Once I put the belt back on temporarily, the keyboard now always has Bit 5
and Bit 7 set!
It's a parity keyboard so the status of bit 8 will change to make an even
number of bits. But, for example, Ctrl-Shift-@ should transmit all 0's, and
it has those two bits set also.
Typing a CR echoes as "M" (not Ctrl-M). Always the same two bits.
The next time I plugged in the machine, the selector magnet was making a
loud buzzing sound. I tracked it down to an open filter capacitor in the
power supply. Replaced it with another from my junk box - which also turned
out to be bad! Got that fixed, back in local loop mode with the wrong
characters still coming out.
Today I took the keyboard apart (which I've done before) and couldn't
identify anything jammed, disconnected or otherwise injured. I was looking
for a disconnected t-lever, bent codebar, etc. All the contact wires look
fine (and would not have changed just because the motor stopped during
typing).
Putting it back together was the usual three-handed struggle.
Then I compounded my problem by attempting a shortcut changing the drive
belt. I accidentally "spread" the distributor clutch apart, and to get THAT
back together I had to take the distributor shaft out anyway, which is what
I'd been trying to avoid in the first place! Put it back in- and realized
I'd forgotten to put the new belt over the gear! Did it all over again.
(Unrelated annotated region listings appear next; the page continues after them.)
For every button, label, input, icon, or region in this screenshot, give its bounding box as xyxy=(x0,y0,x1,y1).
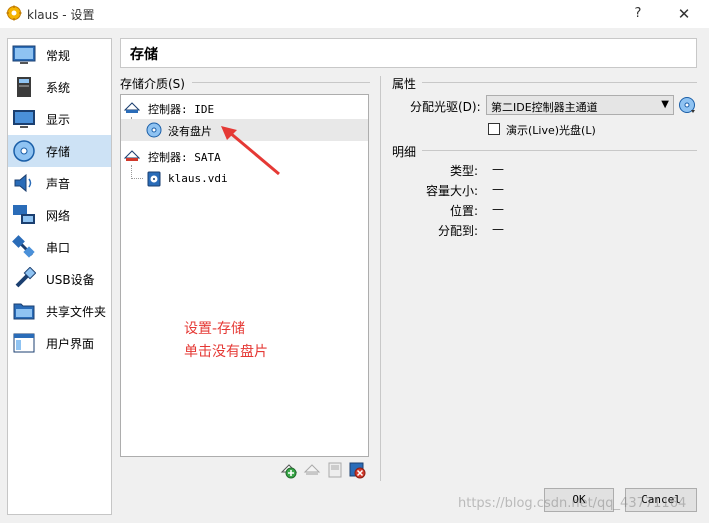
display-icon xyxy=(13,110,35,128)
system-icon xyxy=(17,77,31,97)
sidebar-item-display[interactable]: 显示 xyxy=(8,103,111,135)
optical-drive-select[interactable]: 第二IDE控制器主通道 ▼ xyxy=(486,95,674,115)
live-cd-label[interactable]: 演示(Live)光盘(L) xyxy=(506,122,596,138)
settings-sidebar: 常规 系统 显示 存储 声音 网络 串口 USB设备 共享文件夹 用户界面 xyxy=(7,38,112,515)
audio-icon xyxy=(14,173,32,193)
detail-attached-key: 分配到: xyxy=(437,224,478,238)
sidebar-item-storage[interactable]: 存储 xyxy=(8,135,111,167)
window-title: klaus - 设置 xyxy=(27,8,95,22)
sidebar-item-general[interactable]: 常规 xyxy=(8,39,111,71)
help-button[interactable]: ? xyxy=(628,4,648,24)
page-title: 存储 xyxy=(130,47,158,63)
general-icon xyxy=(12,45,36,64)
section-header: 存储 xyxy=(120,38,697,68)
sidebar-item-label: 存储 xyxy=(46,145,71,159)
usb-icon xyxy=(15,267,36,288)
hard-disk-icon xyxy=(147,171,161,187)
sidebar-item-label: 用户界面 xyxy=(46,337,95,351)
attributes-separator xyxy=(422,82,697,83)
user-interface-icon xyxy=(13,333,35,353)
close-button[interactable]: ✕ xyxy=(672,4,696,24)
sidebar-item-audio[interactable]: 声音 xyxy=(8,167,111,199)
title-bar: klaus - 设置 ? ✕ xyxy=(0,0,709,28)
dropdown-arrow-icon: ▼ xyxy=(661,99,669,110)
sidebar-item-label: 串口 xyxy=(46,241,71,255)
sidebar-item-shared-folders[interactable]: 共享文件夹 xyxy=(8,295,111,327)
optical-drive-label: 分配光驱(D): xyxy=(410,100,481,114)
tree-item-ide-controller[interactable]: 控制器: IDE xyxy=(121,97,368,119)
detail-location-value: — xyxy=(492,202,504,216)
sidebar-item-label: 常规 xyxy=(46,49,71,63)
sidebar-item-label: 共享文件夹 xyxy=(46,305,107,319)
detail-type-value: — xyxy=(492,162,504,176)
details-separator xyxy=(422,150,697,151)
add-controller-icon[interactable] xyxy=(280,461,298,479)
serial-port-icon xyxy=(12,235,35,258)
ide-controller-icon xyxy=(124,102,140,113)
sidebar-item-label: USB设备 xyxy=(46,273,95,287)
sidebar-item-system[interactable]: 系统 xyxy=(8,71,111,103)
detail-attached-value: — xyxy=(492,222,504,236)
annotation-arrow-icon xyxy=(221,126,280,176)
sidebar-item-label: 显示 xyxy=(46,113,71,127)
sidebar-item-label: 声音 xyxy=(46,177,71,191)
detail-size-key: 容量大小: xyxy=(425,184,478,198)
sata-controller-icon xyxy=(124,150,140,161)
annotation-line-1: 设置-存储 xyxy=(184,321,246,337)
remove-attachment-icon[interactable] xyxy=(326,461,344,479)
shared-folder-icon xyxy=(13,303,35,320)
annotation-line-2: 单击没有盘片 xyxy=(184,344,268,360)
detail-type-key: 类型: xyxy=(449,164,478,178)
panel-divider xyxy=(380,76,381,481)
detail-size-value: — xyxy=(492,182,504,196)
optical-drive-value: 第二IDE控制器主通道 xyxy=(491,101,598,114)
storage-media-separator xyxy=(192,82,370,83)
choose-disk-icon[interactable] xyxy=(678,96,696,114)
sidebar-item-network[interactable]: 网络 xyxy=(8,199,111,231)
storage-icon xyxy=(13,140,35,162)
sidebar-item-label: 系统 xyxy=(46,81,71,95)
add-attachment-icon[interactable] xyxy=(303,461,321,479)
detail-location-key: 位置: xyxy=(449,204,478,218)
sidebar-item-label: 网络 xyxy=(46,209,71,223)
network-icon xyxy=(13,205,35,224)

Next
I found that the clutch would never disengage - after RTFM, I found the
little spring lying under the typing unit that is supposed to keep the trip
lever in position. Sigh.
Now that it's all back together, the typing unit works when sending it
characters from my PDP-8/A. But my keyboard now won't toggle the H-plate
enough to trip the lever, regardless of the H-plate position setting (too
loose makes it run all the time, too tight won't trip).
I can only assume that I not only didn't find the keyboard problem but
multiplied it by reassembling something incorrectly.
Can someone please fix it for me... or just sell me a good (non-parity is
fine) 33 keyboard? Once I have a known good keyboard I can make the other
adjustments to get it to work in my 33ASR.
I wasted a whole day and I'm about to pitch it out the window!